Dominic Sena throws in enough action here and there to keep boredom at bay but he also doesn’t feel the need to fill the movie from beginning to end with anything too frenetic or over-edited. The script, by Bragi F. Schut, has its share of cheese in there and never really feels anywhere near authentic, especially with Cage and Perlman’s knockabout banter, but it sketches out details, information and characteristics and then makes way for a moment of mild tension or confrontation.

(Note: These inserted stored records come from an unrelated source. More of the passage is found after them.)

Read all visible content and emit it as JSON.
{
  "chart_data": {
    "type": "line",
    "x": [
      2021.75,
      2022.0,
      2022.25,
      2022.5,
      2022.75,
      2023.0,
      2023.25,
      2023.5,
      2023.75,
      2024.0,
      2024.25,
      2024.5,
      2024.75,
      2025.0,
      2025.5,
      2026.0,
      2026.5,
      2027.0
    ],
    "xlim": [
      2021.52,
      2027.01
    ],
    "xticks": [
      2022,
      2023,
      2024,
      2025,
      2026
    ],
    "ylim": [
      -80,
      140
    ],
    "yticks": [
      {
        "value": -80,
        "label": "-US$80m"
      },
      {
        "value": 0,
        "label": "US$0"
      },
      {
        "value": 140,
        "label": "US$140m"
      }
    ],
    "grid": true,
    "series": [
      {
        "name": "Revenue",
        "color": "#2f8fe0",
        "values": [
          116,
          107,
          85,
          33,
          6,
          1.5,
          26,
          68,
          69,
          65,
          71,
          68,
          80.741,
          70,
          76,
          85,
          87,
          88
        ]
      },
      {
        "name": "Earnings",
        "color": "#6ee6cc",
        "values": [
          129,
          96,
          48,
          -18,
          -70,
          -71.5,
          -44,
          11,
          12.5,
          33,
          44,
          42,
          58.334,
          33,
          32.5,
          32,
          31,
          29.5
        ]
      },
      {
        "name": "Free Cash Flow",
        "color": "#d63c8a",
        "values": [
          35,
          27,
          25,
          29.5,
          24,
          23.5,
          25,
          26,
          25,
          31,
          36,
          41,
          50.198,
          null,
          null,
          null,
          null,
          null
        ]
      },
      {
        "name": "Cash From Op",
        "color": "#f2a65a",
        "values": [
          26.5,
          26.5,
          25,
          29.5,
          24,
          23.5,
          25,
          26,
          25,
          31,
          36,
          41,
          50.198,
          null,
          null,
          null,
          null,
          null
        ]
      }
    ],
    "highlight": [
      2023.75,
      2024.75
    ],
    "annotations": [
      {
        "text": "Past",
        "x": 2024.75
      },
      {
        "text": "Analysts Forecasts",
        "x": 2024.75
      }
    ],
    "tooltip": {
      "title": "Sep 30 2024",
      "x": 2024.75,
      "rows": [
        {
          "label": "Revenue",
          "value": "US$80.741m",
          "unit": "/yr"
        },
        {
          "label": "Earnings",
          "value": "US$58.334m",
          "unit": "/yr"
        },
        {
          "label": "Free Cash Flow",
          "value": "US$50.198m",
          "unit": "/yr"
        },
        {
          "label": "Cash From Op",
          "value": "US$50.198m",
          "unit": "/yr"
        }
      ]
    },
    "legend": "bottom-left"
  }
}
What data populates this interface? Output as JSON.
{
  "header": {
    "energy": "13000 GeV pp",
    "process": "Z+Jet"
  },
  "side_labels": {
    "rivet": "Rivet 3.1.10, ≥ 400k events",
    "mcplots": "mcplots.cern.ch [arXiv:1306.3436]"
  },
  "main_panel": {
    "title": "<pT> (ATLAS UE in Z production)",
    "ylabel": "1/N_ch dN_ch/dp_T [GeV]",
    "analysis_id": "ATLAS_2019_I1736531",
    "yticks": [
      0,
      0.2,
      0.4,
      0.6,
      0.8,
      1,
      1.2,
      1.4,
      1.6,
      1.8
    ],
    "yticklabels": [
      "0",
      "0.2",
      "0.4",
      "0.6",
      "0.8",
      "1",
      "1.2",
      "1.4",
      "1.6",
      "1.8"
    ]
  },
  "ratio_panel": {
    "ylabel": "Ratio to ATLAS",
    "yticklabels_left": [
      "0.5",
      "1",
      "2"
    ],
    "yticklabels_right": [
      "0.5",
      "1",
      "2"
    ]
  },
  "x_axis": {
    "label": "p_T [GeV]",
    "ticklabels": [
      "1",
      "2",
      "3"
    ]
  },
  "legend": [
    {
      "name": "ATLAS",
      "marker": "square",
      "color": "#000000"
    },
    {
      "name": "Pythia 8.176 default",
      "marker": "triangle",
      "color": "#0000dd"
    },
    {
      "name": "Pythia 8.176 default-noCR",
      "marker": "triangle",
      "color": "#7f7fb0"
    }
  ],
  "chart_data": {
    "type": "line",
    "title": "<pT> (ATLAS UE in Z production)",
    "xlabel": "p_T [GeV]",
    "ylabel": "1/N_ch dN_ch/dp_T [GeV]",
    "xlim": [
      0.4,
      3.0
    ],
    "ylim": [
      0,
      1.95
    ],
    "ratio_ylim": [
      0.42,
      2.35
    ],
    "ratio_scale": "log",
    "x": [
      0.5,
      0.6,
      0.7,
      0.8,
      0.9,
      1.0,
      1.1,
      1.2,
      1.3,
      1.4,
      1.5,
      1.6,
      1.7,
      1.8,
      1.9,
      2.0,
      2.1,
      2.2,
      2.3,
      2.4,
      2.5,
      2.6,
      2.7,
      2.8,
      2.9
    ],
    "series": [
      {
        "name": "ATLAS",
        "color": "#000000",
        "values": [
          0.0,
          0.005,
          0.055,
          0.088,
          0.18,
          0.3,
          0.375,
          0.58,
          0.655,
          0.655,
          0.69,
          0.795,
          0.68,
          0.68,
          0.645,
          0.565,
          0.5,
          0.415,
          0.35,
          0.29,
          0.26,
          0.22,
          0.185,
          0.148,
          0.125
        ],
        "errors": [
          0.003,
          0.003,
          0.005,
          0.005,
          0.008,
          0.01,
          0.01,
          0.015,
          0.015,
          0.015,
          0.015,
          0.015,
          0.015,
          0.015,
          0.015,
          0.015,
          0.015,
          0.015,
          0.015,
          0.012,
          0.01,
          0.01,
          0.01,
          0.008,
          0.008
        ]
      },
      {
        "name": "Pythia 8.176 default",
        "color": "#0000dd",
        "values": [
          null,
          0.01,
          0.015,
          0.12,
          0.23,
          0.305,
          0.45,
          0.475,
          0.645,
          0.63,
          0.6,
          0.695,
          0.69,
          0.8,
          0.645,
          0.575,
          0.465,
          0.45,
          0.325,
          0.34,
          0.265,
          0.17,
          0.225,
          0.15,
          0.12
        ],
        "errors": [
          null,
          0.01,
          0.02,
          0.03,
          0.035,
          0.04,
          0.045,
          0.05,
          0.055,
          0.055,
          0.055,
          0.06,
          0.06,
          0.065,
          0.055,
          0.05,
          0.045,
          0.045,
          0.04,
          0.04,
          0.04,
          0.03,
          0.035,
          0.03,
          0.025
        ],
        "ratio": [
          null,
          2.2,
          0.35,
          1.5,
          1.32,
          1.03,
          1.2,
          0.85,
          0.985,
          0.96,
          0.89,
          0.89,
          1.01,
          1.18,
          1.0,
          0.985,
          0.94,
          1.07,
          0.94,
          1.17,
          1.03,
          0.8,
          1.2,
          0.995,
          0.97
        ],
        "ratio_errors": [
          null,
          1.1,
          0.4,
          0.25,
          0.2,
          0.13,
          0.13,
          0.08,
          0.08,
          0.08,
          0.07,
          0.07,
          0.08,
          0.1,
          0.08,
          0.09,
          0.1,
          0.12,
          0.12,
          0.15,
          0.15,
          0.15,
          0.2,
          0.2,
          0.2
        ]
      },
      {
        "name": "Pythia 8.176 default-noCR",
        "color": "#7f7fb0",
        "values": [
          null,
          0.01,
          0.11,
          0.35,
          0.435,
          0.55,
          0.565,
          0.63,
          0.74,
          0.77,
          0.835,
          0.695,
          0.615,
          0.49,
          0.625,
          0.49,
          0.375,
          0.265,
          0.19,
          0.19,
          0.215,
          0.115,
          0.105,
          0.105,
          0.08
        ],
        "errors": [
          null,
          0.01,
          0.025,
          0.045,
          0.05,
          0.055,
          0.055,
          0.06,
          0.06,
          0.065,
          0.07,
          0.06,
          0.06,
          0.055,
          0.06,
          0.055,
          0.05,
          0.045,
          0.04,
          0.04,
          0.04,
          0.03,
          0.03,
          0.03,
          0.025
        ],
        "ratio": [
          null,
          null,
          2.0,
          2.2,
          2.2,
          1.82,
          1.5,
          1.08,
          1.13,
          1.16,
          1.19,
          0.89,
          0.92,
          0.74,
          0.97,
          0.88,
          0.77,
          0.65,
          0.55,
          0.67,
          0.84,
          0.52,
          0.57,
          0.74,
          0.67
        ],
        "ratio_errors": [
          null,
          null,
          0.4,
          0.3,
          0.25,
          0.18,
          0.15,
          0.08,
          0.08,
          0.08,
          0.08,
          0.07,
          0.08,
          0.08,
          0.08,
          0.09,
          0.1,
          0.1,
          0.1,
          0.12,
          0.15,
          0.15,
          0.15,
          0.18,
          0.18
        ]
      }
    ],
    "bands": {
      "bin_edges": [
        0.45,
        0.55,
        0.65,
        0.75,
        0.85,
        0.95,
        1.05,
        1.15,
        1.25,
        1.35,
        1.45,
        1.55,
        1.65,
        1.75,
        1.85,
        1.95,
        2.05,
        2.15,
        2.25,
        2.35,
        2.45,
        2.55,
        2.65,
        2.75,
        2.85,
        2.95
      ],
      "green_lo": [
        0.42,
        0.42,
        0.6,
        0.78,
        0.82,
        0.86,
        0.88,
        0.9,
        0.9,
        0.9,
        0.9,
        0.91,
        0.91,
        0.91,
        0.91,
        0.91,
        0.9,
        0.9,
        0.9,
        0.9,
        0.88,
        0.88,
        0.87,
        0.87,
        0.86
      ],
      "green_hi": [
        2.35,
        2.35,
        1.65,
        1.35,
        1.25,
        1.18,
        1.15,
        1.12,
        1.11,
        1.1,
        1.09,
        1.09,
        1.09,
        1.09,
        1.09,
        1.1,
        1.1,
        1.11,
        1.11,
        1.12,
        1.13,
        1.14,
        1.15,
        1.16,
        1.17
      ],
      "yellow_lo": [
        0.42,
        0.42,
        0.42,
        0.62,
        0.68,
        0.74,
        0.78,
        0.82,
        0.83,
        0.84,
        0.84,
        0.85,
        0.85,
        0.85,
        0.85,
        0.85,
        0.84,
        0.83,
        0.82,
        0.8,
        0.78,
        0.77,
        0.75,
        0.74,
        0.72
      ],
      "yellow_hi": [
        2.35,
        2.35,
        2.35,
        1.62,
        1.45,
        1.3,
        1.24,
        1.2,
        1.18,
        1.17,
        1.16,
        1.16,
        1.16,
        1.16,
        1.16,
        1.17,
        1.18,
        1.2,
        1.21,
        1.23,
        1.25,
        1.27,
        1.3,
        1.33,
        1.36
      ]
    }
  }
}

Those who don’t like Nicolas Cage won’t be won over here. Perlman is more believable thanks to his build and sense of world-weariness but he doesn’t do much better. Thankfully, the supporting players are all decent enough. Stephen Campbell Moore is especially good as the one man who the knights don’t want to trust but who may be trying to keep them all safe from harm in the way he advises treating the girl. Ulrich Thomsen also does fine, as does Stephen Graham. Claire Foy is the potential witch and veers nicely between sweet innocent and savage danger, depending on how she thinks her life is being threatened. Then there’s Robert Sheehan as a youngster who looks up to the knights and wants to be of assistance, not a particularly complex role but Sheehan is good enough in it.

When you stop to think about most of the events in the movie it becomes clear just how stupid everything is and how big the gaping plot holes are but while the film is running it’s passable entertainment with some decent set-pieces here and there. I enjoyed it, I left the cinema, I won’t rush to buy it on shiny disc but I had fun for the duration.